As the investigation commences, Strike's relationship with Robin Ellacott gradually deteriorates, as she feels neglected by him and he feels unwilling to put her in a position where she is forced to choose between her job and her fiancé Matthew. The animosity is tempered when Strike finds Owen's body, which has been mutilated, doused in acid and posed to resemble the ending of Bombyx Mori. Metropolitan Police later arrest Leonora for the murder, prompting Strike to set out clearing her name. Robin, meanwhile, strains her relationship with Matthew after she almost misses his mother's funeral to help Strike and gets caught telling a lie. She later confronts Strike about his intentions only to be warned that she will be asked to do things Matthew will not like if she becomes an investigator.

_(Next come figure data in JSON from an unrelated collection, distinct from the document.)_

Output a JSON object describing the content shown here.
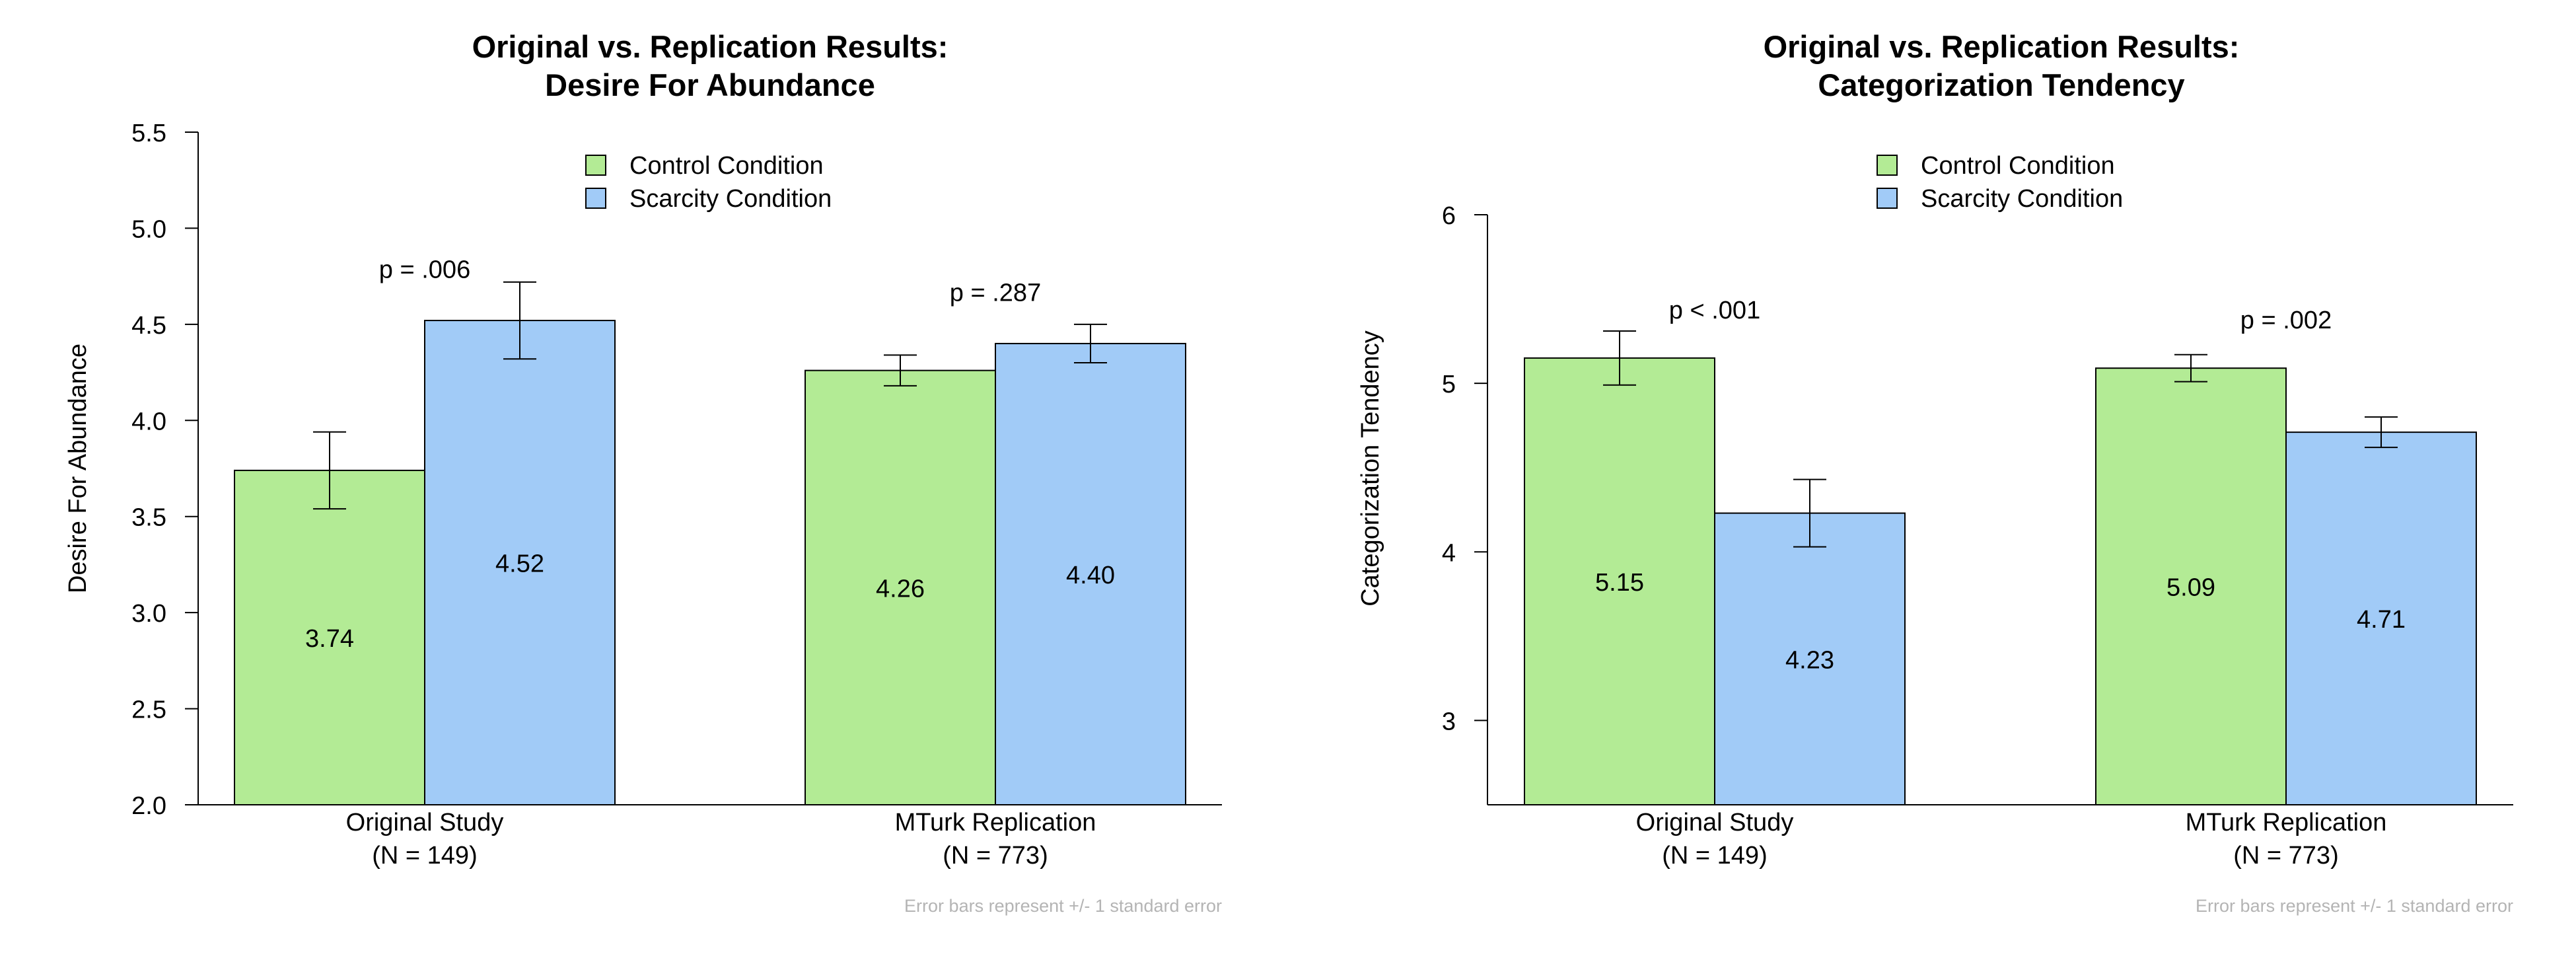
{
  "colors": {
    "control": "#b3eb95",
    "scarcity": "#a1cbf7",
    "axis": "#000000",
    "note": "#b4b4b4"
  },
  "chart_data": [
    {
      "type": "bar",
      "title": "Original vs. Replication Results:",
      "subtitle": "Desire For Abundance",
      "xlabel": "",
      "ylabel": "Desire For Abundance",
      "ylim": [
        2.0,
        5.5
      ],
      "yticks": [
        "2.0",
        "2.5",
        "3.0",
        "3.5",
        "4.0",
        "4.5",
        "5.0",
        "5.5"
      ],
      "categories": [
        "Original Study",
        "MTurk Replication"
      ],
      "category_n": [
        "(N = 149)",
        "(N = 773)"
      ],
      "series": [
        {
          "name": "Control Condition",
          "color": "#b3eb95",
          "values": [
            3.74,
            4.26
          ],
          "labels": [
            "3.74",
            "4.26"
          ],
          "err_low": [
            3.54,
            4.18
          ],
          "err_high": [
            3.94,
            4.34
          ]
        },
        {
          "name": "Scarcity Condition",
          "color": "#a1cbf7",
          "values": [
            4.52,
            4.4
          ],
          "labels": [
            "4.52",
            "4.40"
          ],
          "err_low": [
            4.32,
            4.3
          ],
          "err_high": [
            4.72,
            4.5
          ]
        }
      ],
      "p_values": [
        "p = .006",
        "p = .287"
      ],
      "p_value_y": [
        4.79,
        4.67
      ],
      "legend_position": "top-center",
      "grid": false,
      "note": "Error bars represent +/- 1 standard error"
    },
    {
      "type": "bar",
      "title": "Original vs. Replication Results:",
      "subtitle": "Categorization Tendency",
      "xlabel": "",
      "ylabel": "Categorization Tendency",
      "ylim": [
        2.5,
        6.0
      ],
      "yticks": [
        "3",
        "4",
        "5",
        "6"
      ],
      "categories": [
        "Original Study",
        "MTurk Replication"
      ],
      "category_n": [
        "(N = 149)",
        "(N = 773)"
      ],
      "series": [
        {
          "name": "Control Condition",
          "color": "#b3eb95",
          "values": [
            5.15,
            5.09
          ],
          "labels": [
            "5.15",
            "5.09"
          ],
          "err_low": [
            4.99,
            5.01
          ],
          "err_high": [
            5.31,
            5.17
          ]
        },
        {
          "name": "Scarcity Condition",
          "color": "#a1cbf7",
          "values": [
            4.23,
            4.71
          ],
          "labels": [
            "4.23",
            "4.71"
          ],
          "err_low": [
            4.03,
            4.62
          ],
          "err_high": [
            4.43,
            4.8
          ]
        }
      ],
      "p_values": [
        "p < .001",
        "p = .002"
      ],
      "p_value_y": [
        5.44,
        5.38
      ],
      "legend_position": "top-center",
      "grid": false,
      "note": "Error bars represent +/- 1 standard error"
    }
  ]
}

With the case against Leonora piling up, Strike focuses on Fancourt, whose character in the manuscript is inconsistent with his relationship to Owen. Several years earlier, after Fancourt's wife wrote a novel that was panned by critics, an anonymous parody's release prompted her to kill herself. Fancourt accused Owen of authoring the parody and Tassel of enabling him. Strike soon deduces Bombyx Mori is a metaphor for someone else's life and Owen was intended to be the antagonist rather than the hero. Realizing the manuscript was penned by a ghostwriter, he creates a plan to confront the killer. He later approaches Fancourt at a party and asks to speak to him in private. When Tassel, who is also in attendance, joins them, Strike accuses Tassel of being Owen's killer and the ghostwriter.

Tassel, a failed author herself, wrote the parody of Elspeth's novel, which Owen used to blackmail her for twenty years. When he approached her with the original concept for Bombyx Mori, Tassel concocted an elaborate plan. She conspired with Owen to stage his disappearance, rewrote Bombyx Mori, killed Owen and framed Leonora. Tassel attempts to flee, only to be caught and arrested, which Strike and Robin planned in advance. Sometime later, Leonora is released from prison, Fancourt acknowledges the original Bombyx Mori manuscript's literary value, and Strike tells Robin that he enrolled her in investigative training courses as a Christmas gift.